Milano La linea è sottile. «Non parlo di abusi, piuttosto di eccessi». Ma tanto basta. Sa che il rischio è di essere «impopolare rispetto alla mia categoria». È una voce fuori dal coro. Che fa rumore. Francesco Saverio Borrelli, ex capo del pool di Mani pulite, già procuratore generale di Milano, interviene sul tema caldo delle intercettazioni. L’occasione è ufficiale. All’inaugurazione dell’anno giudiziario nel capoluogo lombardo, Borrelli chiama i magistrati a un «esame di coscienza».
La premessa è d’obbligo. «Non è possibile fare a meno delle intercettazioni», esordisce Borrelli, e «non bisogna privare magistrati e forze dell’ordine di questo strumento». Poi, l’affondo. Perché «io mi considero ancora appartenente alla magistratura e seguo le vicende con lo stesso rigore e autocritica che avevo quando esercitavo la professione». E per questo spiega che «probabilmente era inevitabile una riforma», ed era «necessario autolimitarsi. C’è stata un’eccessiva facilità, in buona fede, nel protrarre a tempo indeterminato le intercettazioni». Il senso è chiaro. «Se dopo un ragionevole periodo di controllo non emergono fatti rilevanti, bisogna chiudere», anche perché «se fatte a macchia d’olio sono pericolose». «Io - insiste Borrelli - non ho mai ritenuto che i pm abbiano delegato all’uso delle intercettazioni le loro capacità di indagine», tuttavia «è possibile che con la speranza di riuscire a trovare elementi che possono rafforzare l’accusa» queste si siano «protratte a tempo indeterminato». Un limite, ricorda l’ex procuratore, esiste già. Sessanta giorni. «È un termine necessario a conciliare l’efficacia delle indagini e il rispetto della riservatezza dei cittadini». E, in tema di privacy, Borrelli ne ha anche per l’informazione. «Ha delle responsabilità, se la magistratura deve autolimitarsi anche la stampa dovrebbe farlo».

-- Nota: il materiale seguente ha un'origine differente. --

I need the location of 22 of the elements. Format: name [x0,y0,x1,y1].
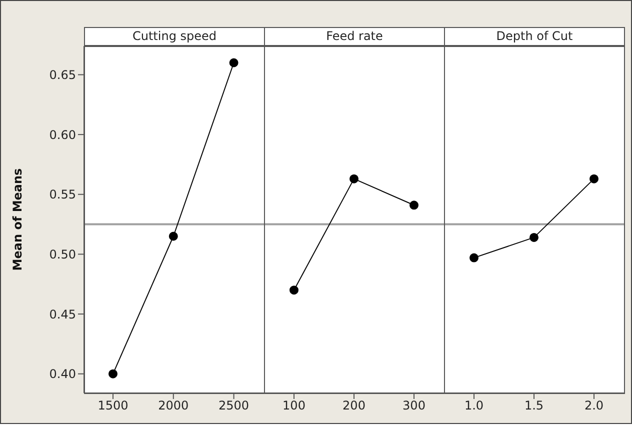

Nella stessa aula, il sottosegretario alla Giustizia Giacomo Caliendo rilancia. «Se fosse stata applicata correttamente la norma, il legislatore non sarebbe intervenuto». Il problema, però, è che «le norme vengono dimenticate dalla pratica quotidiana». E quello che per Borrelli è un «eccesso», per Caliendo, ex magistrato, diventa «un’abitudine». L’abitudine «ad attivare le indagini solo con le intercettazioni e sappiamo tutti quali sono state le conseguenze sotto il profilo di influenza sulle indagini e sotto quello della privacy». Di vero e proprio «abuso», invece, parla il pg di Catanzaro, Enzo Jannelli. «Ben vengano norme più rigorose: finora ne hanno abusato tutti, magistrati e giornalisti». Di fronte a uno strumento «tanto indispensabile quanto invasivo, va trovato un equilibrio, garantendo l’utilizzabilità solo di quelle che hanno rilevanza penale».

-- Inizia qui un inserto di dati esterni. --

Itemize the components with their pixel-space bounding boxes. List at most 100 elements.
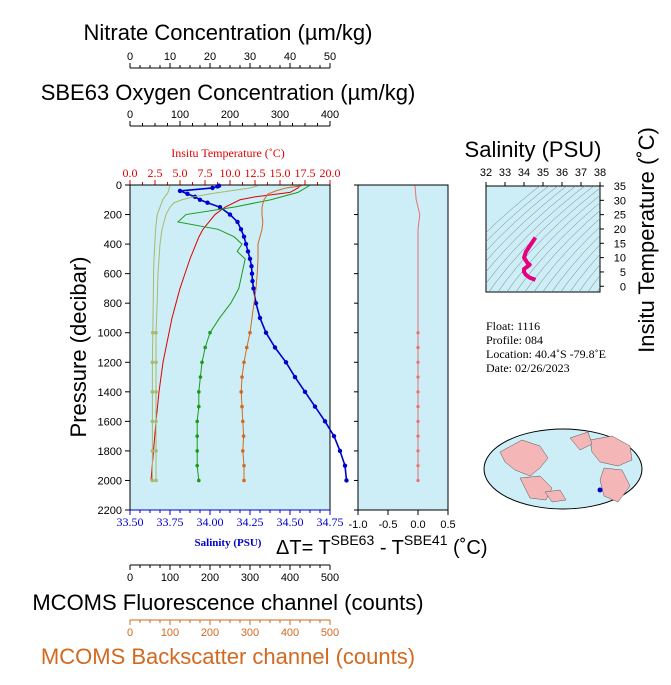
backscatter-series-line [240,185,303,481]
pressure-tick-label: 1600 [98,416,122,428]
oxygen-point [235,219,240,225]
delta-t-panel [357,184,449,511]
ts-density-contours [486,186,600,292]
density-contour [560,244,600,292]
temperature-axis-tick-label: 10.0 [220,166,241,180]
oxygen-point [249,271,255,276]
nitrate-axis-tick-label: 50 [324,51,336,63]
backscatter-axis-title: MCOMS Backscatter channel (counts) [41,644,415,669]
nitrate-axis-title: Nitrate Concentration (µm/kg) [84,20,373,45]
ts-temperature-tick-label: 15 [614,238,626,250]
nitrate-point [150,449,155,453]
fluorescence-point [154,478,158,483]
delta-t-series [414,185,421,483]
backscatter-point [242,478,246,483]
backscatter-point [239,390,243,394]
oxygen-point [302,389,308,395]
fluorescence-point [154,390,158,394]
delta-t-point [416,375,420,379]
backscatter-point [242,463,246,468]
salinity-point [195,434,199,438]
oxygen-axis-tick-label: 300 [271,109,289,121]
oxygen-point [249,264,254,269]
temperature-axis-tick-label: 17.5 [295,166,316,180]
oxygen-point [322,419,328,424]
backscatter-point [240,375,244,379]
ts-temperature-tick-label: 35 [614,181,626,193]
oxygen-point [292,374,298,380]
fluorescence-axis-tick-label: 300 [241,572,259,584]
main-profile-panel [129,184,331,511]
ts-series [522,236,538,282]
fluorescence-axis-title: MCOMS Fluorescence channel (counts) [32,590,423,615]
ts-salinity-tick-label: 38 [594,167,606,179]
backscatter-axis-tick-label: 500 [321,627,339,639]
salinity-axis-tick-label: 34.00 [197,515,224,529]
fluorescence-axis-tick-label: 100 [161,572,179,584]
density-contour [486,186,550,242]
salinity-point [195,449,199,453]
salinity-point [195,419,199,424]
salinity-point [200,360,204,365]
density-contour [486,186,559,252]
oxygen-point [272,345,278,350]
oxygen-point [238,227,244,232]
fluorescence-axis-tick-label: 200 [201,572,219,584]
profile-number: Profile: 084 [486,333,543,347]
density-contour [515,202,600,292]
delta-t-tick-label: -0.5 [379,519,398,531]
backscatter-axis: 0 100 200 300 400 500 [127,619,339,639]
backscatter-point [241,449,245,453]
delta-t-tick-label: -1.0 [349,519,368,531]
ts-curve [522,236,538,282]
oxygen-axis: 0 100 200 300 400 [127,109,339,127]
fluorescence-axis-tick-label: 400 [281,572,299,584]
oxygen-point [227,212,233,217]
density-contour [486,186,577,273]
fluorescence-axis-tick-label: 0 [127,572,133,584]
fluorescence-axis-tick-label: 500 [321,572,339,584]
backscatter-point [242,360,246,365]
ts-salinity-tick-label: 37 [575,167,587,179]
pressure-tick-label: 200 [104,210,122,222]
ts-axes: 32 33 34 35 36 37 38 0 5 10 15 20 25 30 35 [480,167,626,293]
nitrate-axis-tick-label: 20 [204,51,216,63]
oxygen-axis-title: SBE63 Oxygen Concentration (µm/kg) [41,80,416,105]
backscatter-axis-tick-label: 400 [281,627,299,639]
oxygen-point [215,184,220,189]
ts-temperature-tick-label: 30 [614,195,626,207]
density-contour [587,275,600,292]
nitrate-point [150,478,155,483]
oxygen-point [197,197,203,202]
density-contour [506,194,600,292]
density-contour [488,186,595,292]
ts-temperature-tick-label: 25 [614,210,626,222]
oxygen-point [243,241,249,247]
pressure-tick-label: 800 [104,298,122,310]
density-contour [533,218,600,292]
backscatter-point [245,345,249,350]
nitrate-axis-tick-label: 0 [127,51,133,63]
ts-temperature-tick-label: 10 [614,253,626,265]
density-contour [569,254,600,292]
oxygen-point [245,249,251,254]
oxygen-point [241,234,247,239]
backscatter-point [240,404,244,409]
ts-temperature-tick-label: 5 [620,267,626,279]
fluorescence-point [154,419,158,424]
temperature-axis-tick-label: 2.5 [148,166,163,180]
delta-t-point [416,404,420,409]
temperature-axis-tick-label: 0.0 [123,166,138,180]
temperature-axis-tick-label: 7.5 [198,166,213,180]
oxygen-point [312,404,318,409]
density-contour [551,235,600,292]
delta-t-point [416,360,420,364]
backscatter-axis-tick-label: 300 [241,627,259,639]
salinity-point [208,330,212,335]
oxygen-point [177,188,183,194]
oxygen-axis-tick-label: 200 [221,109,239,121]
pressure-axis-title: Pressure (decibar) [66,257,91,438]
density-contour [524,210,600,292]
temperature-axis-tick-label: 12.5 [245,166,266,180]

Da Napoli, il ministro della Giustizia Angelino Alfano assicura che «non si sta limitando l’uso delle intercettazioni per alcun reato. Il nostro ddl tutela lo strumento delle intercettazioni e la privacy dei cittadini». Ma «il sistematico aggiramento della norma del codice attualmente vigente ha prodotto la necessità di intervenire».